Timnas Indonesia U-22 sedang melakukan laga melawan Timnas Thailand U-22 dalam pertandingan persahabatan.

"Shit."

"Sial. Harusnya itu bisa ditahan."

"Balas oy."

Rasti menatap murid laki-laki yang mengumpat. Bibirnya mengerucut dia tak mengerti apa yang terjadi meski dari tadi mencoba mengerti dengan fokus. Tapi tetap saja.

"Zico, gak ngerti." Keluh Rasti yang hanya dibalas decakan sebal Zico.

"Terus daritadi ngapain."

"Lihatin doang."

"Mereka tadi kenapa ngumpat."

"Thailand berhasil membobol gawang Indonesia membuat skor Indonesia tertinggal 1-0."

Rasti mengangguk.

"Coba lihat nomor pemain berbaju Merah mereka itu pemain Indonesia."

Rasti mengangguk, kalau itu ia tahu.

Pemain nomor punggung 2 yang menurut Rasti ganteng sedang mwnggiring bola, mengopernya pada pemain nomor punggung 6, yang tiba-tiba terjatuh saat di--seperti didorong pemain Thailamd nomor punggung 21.

"Woy pelanggaran itu."

"Wasitnya rabun kali."

"Peluit oy tiup. Bukan jadi pajangan."

Zico menghela napas, teman-temannya sangat berisik.

"Harusnya itu pelanggaran. Kamu lihat tadi kaos Evan Dimas yang bernomor punggung enam itu ditarik belum lagi ada senggolan hingga jatuh."

"Terus maksud mereka apa?" Rasti merujuk pada sahutan temabnya.

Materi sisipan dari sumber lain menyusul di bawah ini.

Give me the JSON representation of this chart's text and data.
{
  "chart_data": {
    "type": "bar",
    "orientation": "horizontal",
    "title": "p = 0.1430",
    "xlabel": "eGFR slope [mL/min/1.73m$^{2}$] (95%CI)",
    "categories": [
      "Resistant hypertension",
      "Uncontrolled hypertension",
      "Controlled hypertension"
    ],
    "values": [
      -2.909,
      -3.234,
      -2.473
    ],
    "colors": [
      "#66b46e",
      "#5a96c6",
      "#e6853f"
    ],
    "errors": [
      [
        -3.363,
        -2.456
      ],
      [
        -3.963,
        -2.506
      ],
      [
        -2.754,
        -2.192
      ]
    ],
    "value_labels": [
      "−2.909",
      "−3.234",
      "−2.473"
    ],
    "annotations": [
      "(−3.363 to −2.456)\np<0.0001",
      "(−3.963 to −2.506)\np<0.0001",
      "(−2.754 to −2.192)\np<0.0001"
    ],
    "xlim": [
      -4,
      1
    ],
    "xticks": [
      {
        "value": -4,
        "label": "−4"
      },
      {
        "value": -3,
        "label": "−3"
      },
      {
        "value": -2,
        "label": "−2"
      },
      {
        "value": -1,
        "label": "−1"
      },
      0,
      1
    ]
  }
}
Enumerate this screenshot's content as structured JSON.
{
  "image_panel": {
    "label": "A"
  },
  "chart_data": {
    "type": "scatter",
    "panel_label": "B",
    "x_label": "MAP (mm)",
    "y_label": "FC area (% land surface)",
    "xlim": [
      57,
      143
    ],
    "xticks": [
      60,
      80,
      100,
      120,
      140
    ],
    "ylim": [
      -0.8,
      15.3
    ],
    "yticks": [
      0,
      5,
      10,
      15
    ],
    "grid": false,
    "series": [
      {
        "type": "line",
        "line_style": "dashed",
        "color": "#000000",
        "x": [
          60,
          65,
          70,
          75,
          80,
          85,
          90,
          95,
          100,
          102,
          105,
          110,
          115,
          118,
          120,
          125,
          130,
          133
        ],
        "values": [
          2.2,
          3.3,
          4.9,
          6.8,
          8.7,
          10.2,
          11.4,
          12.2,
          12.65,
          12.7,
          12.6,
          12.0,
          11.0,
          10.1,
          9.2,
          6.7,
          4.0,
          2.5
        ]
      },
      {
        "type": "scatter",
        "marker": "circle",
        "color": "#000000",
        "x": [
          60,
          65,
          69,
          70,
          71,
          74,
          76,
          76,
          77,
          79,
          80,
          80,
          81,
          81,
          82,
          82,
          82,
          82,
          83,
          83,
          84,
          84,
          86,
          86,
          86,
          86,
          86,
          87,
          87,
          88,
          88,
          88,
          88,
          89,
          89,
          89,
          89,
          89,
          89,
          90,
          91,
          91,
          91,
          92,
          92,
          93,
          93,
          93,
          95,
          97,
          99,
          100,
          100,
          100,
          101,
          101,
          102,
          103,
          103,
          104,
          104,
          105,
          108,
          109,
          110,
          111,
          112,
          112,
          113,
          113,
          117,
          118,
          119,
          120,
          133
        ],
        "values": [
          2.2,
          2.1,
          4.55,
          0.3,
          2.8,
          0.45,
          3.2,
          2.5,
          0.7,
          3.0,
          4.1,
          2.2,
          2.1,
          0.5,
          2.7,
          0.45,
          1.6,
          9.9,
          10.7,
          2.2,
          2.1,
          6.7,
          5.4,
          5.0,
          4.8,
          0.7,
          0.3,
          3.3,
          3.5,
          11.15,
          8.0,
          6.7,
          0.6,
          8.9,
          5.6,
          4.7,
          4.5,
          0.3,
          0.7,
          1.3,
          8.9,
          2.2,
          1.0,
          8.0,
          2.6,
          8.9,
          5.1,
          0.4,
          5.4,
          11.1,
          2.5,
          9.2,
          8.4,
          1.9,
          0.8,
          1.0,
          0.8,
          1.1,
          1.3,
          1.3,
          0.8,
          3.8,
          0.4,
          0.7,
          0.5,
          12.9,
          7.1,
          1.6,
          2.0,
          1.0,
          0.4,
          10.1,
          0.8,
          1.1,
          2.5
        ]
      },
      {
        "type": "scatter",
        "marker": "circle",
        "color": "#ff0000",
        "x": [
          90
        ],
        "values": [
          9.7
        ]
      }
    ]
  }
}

"Dalam sepak bola ada dua kartu. Yang pertama kartu kuning itu sebagai peringatan. Kalau wasit sudah mengeluarkan dua kali kartu kuning untuk pemain yang sama yang melakukan pelanggaran maka pemain itu gak bisa bermain lagi dalam pertandingan itu."

Rasti mengangguk mencoba mencerna semuanya.

Pritt

"Obside." Kata Zico cepat sebelum Rasti menjawab.

"Obside terjadi saat pemain, tadi pemain Thailand yang diumpan lebih dekat ke gawang indonesia daripada pemain bertahan Indonesia."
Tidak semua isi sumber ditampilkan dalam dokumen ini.